Los padres de víctimas que conforman la organización viajan en una camioneta prestada, recorren el desierto calzando tenis y excavan con machetes, cuchillos, rastrillos o varillas.
Silvia y Óscar muestran el retrato de su hija, que ahora tiene 26 años.
Silvia y Óscar muestran el retrato de su hija desaparecida. (Javier Ríos)

Torreón, Coah.

Tras la desaparición de Silvia Stephanie Sánchez Viesca, Fanny, sus padres además de buscarla se fueron rodeando de otras familias que, como ellos, buscan a algún familiar. Es así como surge el grupo VIDA, conformado por 35 padres y madres que esperan encontrar a sus hijos levantados en ese estado entre los años de 2004 y 2013.

"Es muy entusiasta nuestro grupo pese a que son personas mayores. Los menores somos Silvia y yo, que tenemos 54 años.

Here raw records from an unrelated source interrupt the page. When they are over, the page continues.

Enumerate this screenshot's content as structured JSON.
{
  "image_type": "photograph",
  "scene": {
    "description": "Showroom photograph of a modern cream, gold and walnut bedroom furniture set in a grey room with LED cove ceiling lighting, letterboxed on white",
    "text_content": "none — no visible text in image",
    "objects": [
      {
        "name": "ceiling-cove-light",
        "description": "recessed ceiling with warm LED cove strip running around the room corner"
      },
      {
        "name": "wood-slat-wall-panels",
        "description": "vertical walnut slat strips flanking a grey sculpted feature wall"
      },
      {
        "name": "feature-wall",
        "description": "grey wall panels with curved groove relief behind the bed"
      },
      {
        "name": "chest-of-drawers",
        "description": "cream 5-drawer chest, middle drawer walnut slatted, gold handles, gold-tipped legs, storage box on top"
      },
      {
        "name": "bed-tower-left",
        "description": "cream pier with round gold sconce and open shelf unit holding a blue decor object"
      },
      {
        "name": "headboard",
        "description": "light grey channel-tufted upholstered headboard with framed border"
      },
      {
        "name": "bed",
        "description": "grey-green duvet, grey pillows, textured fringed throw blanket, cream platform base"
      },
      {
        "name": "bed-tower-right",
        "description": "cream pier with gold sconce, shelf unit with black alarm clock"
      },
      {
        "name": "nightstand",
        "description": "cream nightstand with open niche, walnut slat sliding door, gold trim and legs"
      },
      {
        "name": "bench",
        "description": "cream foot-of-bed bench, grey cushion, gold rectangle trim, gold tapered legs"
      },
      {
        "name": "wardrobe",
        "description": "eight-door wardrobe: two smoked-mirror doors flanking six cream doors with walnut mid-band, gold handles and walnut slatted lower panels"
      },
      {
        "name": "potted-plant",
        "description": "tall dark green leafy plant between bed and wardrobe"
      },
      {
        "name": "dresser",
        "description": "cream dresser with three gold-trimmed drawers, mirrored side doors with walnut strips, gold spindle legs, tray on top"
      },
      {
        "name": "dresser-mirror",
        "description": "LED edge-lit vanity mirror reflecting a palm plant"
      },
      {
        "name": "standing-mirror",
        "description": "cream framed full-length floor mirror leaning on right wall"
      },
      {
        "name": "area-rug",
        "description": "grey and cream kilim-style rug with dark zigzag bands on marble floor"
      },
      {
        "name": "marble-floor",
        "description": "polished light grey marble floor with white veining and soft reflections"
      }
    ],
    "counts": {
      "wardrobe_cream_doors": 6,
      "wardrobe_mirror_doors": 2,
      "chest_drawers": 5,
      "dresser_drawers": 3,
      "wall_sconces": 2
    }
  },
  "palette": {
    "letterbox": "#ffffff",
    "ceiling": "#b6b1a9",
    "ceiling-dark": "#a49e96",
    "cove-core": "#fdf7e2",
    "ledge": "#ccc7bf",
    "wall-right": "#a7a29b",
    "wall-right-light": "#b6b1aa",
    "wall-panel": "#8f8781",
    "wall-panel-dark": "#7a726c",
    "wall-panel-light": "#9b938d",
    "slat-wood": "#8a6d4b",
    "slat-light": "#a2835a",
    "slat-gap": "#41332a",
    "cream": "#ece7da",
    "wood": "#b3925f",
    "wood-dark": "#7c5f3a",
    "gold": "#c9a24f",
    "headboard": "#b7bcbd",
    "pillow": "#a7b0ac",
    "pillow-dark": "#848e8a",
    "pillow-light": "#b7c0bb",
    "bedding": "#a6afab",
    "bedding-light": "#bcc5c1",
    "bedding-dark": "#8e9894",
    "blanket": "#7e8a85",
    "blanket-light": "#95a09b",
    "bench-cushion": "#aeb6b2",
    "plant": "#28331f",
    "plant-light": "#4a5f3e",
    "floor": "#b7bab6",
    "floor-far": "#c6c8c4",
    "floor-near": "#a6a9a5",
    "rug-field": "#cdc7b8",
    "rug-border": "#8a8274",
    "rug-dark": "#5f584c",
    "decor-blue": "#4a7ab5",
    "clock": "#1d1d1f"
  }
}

Los demás son personas de entre 60 y 70 años.

Recorremos el desierto a 40 grados, bajo el sol directo" explica Óscar Sánchez, padre de Fanny.

Desde enero pasado VIDA recorre el desierto de Coahuila, buscando fosas clandestinas.

Por mail y redes sociales reciben algunas ubicaciones y en menos de 15 recorridos, que se llevan a cabo los sábados, han encontrado el cuerpo de una mujer, algunos restos y tres osamentas, mismos que la autoridad del estado y la policía científi­ca han catalogado como "restos de animales".

"Somos un puñado de familias que espera recuperar a sus familiares con o sin vida, con o sin las autoridades" asegura Óscar.

Por falta de recursos, los integrantes de VIDA trabajan en el desierto con tenis y ropa ligera, bañados en bloqueador solar, cargando en sus mochilas tortas, agua con hielos y algunos guisados que comparten entre sí.

Sus herramientas de búsqueda son caseras o improvisadas y entre ellas hay machetes, cuchillos, palas de pastel, rastrillos y algunas varillas ­losas con las que atraviesan la arena.

Óscar ha sido el principal maestro del grupo después de haber tomado algunos cursos en Gobernanza

Forense y Ciencia Forense Ciudadana.

VIDA parte hacia el desierto a bordo de una camioneta pequeña que les presta un sacerdote. El grupo ha solicitado a empresas, mineras y fábricas donaciones de botas industriales y vestimenta apropiada para trabajo en el desierto. Ninguna los ha apoyado.

Los escasos ingresos con los que sufragan sus búsquedas surgen de rifas y venta de hamburguesas.

Así como algunos padres continúan buscando a sus hijos, otros optaron por dejar de hacerlo. Silvia y Óscar explican el porqué. "Tenemos una compañera a la que, semanas después de que su hijo fue levantado, le llamó por teléfono.

Le dijo que estaba bien, vivo. Que no podría regresar y les pidió que dejaran de buscarlo".